Lightning and precipitation forecast by means of hybrid deterministic and AI-based tools

Mediterranean coastal regions are regularly affected by sudden heavy precipitation events leading to very dangerous flash floods. Severe convection prediction, being the result of many mutually interacting multiscale processes, not yet completely understood and modeled, is still a major challenge for numerical weather prediction (NWP) systems. In recent times, artificial intelligence (AI) emerged as a powerful tool for handling vast amounts of data and extracting patterns and relationships that might be challenging to identify through traditional fully-deterministic algorithms. In the framework of the AIxtreme (Physics-based AI for predicting extreme weather and space weather events) project, a suite of AI-based techniques is being developed to calibrate numerical models based on the physics of the atmosphere, with the aim of anticipating the occurrence of extreme weather events and supporting decisions of civil protection agencies.

A first significant result of the project is the development of a deep learning framework, named FlashNet, able to forecast lightning flashes up to 48 h ahead in terms of probability of occurrence. FlashNet is capable to find an optimal mapping of meteorological features predicted two days ahead by the state-of-the-art numerical weather prediction model by the European Centre for Medium-range Weather Forecasts (ECMWF) into lightning flash occurrence. The prediction skill of the resulting AI-enhanced algorithm turns out to be significantly higher than that of the fully deterministic algorithm employed in the ECMWF model. A remarkable Recall peak of about 95% within the 0-24 h forecast interval is obtained. This performance surpasses the 85% achieved by the ECMWF model at the same precision of the AI algorithm.

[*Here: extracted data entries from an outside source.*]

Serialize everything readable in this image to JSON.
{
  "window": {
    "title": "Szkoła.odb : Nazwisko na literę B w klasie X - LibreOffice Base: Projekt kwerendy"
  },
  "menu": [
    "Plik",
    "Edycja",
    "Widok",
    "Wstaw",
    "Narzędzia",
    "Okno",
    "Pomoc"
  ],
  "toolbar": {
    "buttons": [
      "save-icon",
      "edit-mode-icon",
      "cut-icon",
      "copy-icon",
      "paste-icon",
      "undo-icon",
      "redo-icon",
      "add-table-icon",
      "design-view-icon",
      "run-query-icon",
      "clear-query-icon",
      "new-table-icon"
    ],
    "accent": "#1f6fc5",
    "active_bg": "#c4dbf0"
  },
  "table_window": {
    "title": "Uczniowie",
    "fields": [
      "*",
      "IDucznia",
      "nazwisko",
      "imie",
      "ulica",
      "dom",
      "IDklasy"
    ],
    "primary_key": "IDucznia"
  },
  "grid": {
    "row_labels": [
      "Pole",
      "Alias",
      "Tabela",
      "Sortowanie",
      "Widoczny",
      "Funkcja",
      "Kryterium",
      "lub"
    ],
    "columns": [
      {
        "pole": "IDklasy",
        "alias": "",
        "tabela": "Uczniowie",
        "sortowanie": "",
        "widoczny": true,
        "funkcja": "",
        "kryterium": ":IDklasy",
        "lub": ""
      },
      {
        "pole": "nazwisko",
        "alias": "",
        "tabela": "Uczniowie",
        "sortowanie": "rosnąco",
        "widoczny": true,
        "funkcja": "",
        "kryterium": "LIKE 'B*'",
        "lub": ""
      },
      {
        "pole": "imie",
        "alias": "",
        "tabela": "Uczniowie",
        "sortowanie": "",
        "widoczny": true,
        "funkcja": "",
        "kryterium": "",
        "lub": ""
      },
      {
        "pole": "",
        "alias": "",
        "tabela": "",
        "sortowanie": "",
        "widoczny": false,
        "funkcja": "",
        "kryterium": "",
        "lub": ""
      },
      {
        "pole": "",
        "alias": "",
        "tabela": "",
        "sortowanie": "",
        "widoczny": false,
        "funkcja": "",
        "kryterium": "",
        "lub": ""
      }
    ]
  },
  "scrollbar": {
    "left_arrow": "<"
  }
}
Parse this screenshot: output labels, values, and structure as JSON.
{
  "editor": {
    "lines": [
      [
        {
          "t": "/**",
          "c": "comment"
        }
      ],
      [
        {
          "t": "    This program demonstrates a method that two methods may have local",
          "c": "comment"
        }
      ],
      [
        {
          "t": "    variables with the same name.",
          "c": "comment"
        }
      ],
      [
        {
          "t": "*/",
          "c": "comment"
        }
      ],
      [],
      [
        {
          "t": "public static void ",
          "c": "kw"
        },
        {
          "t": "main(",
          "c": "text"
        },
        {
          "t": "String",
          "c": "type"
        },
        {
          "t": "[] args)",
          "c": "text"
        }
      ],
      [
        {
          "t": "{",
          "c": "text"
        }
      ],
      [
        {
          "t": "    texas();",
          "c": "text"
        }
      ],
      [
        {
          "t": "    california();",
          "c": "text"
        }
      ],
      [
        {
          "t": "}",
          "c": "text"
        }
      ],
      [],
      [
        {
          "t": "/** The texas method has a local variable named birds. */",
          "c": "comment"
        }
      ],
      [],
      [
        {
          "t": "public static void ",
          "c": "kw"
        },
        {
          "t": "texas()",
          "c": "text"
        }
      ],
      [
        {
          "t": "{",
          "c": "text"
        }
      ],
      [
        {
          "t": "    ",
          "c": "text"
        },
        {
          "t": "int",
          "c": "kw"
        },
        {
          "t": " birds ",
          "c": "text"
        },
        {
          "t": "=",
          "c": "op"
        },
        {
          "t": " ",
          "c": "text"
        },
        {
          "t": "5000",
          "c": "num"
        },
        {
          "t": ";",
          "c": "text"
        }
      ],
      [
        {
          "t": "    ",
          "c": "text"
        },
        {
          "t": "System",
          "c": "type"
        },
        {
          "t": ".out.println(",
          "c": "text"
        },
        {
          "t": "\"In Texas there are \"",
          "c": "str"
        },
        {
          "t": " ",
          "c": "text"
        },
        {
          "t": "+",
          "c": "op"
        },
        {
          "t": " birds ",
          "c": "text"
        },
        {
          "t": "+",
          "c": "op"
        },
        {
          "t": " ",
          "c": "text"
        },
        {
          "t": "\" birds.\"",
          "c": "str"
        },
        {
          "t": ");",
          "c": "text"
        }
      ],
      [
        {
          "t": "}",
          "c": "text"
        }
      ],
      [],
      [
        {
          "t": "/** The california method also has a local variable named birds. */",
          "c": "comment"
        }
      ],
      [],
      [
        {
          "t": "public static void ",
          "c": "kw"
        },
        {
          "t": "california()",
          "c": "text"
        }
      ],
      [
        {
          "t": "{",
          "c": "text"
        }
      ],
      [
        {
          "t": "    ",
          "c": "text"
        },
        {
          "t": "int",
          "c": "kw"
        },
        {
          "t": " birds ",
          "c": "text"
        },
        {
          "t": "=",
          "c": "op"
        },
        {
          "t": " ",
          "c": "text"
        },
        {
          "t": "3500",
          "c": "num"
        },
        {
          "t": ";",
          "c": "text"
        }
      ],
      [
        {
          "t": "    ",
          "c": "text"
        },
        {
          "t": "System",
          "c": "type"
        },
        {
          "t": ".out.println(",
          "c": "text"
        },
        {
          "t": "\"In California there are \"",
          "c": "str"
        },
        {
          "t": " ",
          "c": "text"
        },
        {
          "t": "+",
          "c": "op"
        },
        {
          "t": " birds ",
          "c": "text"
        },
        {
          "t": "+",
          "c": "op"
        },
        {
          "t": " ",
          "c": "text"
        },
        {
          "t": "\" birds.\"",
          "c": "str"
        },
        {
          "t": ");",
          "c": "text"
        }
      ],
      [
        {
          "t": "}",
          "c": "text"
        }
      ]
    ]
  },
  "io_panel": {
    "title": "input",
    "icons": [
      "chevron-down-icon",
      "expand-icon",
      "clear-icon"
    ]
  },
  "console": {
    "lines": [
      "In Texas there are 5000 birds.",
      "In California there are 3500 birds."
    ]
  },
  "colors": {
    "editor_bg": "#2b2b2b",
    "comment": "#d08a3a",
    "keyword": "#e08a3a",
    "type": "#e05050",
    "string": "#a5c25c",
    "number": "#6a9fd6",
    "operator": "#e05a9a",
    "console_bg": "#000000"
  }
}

A second tool, in an advanced stage of development, is designed for forecasting extreme precipitation events. A neural network is trained with features from a ECMWF large-scale model and observations from the rainfall network, to predict the occurrence of an extreme precipitation event and its cumulative within 3 hours up to 48 h ahead. The network thus designed is able to improve the prediction of the raw model at any point of the ECMWF model grid, surpassing, at the level of classification and regression indices, the local-scale non-hydrostatic model MOLOCH.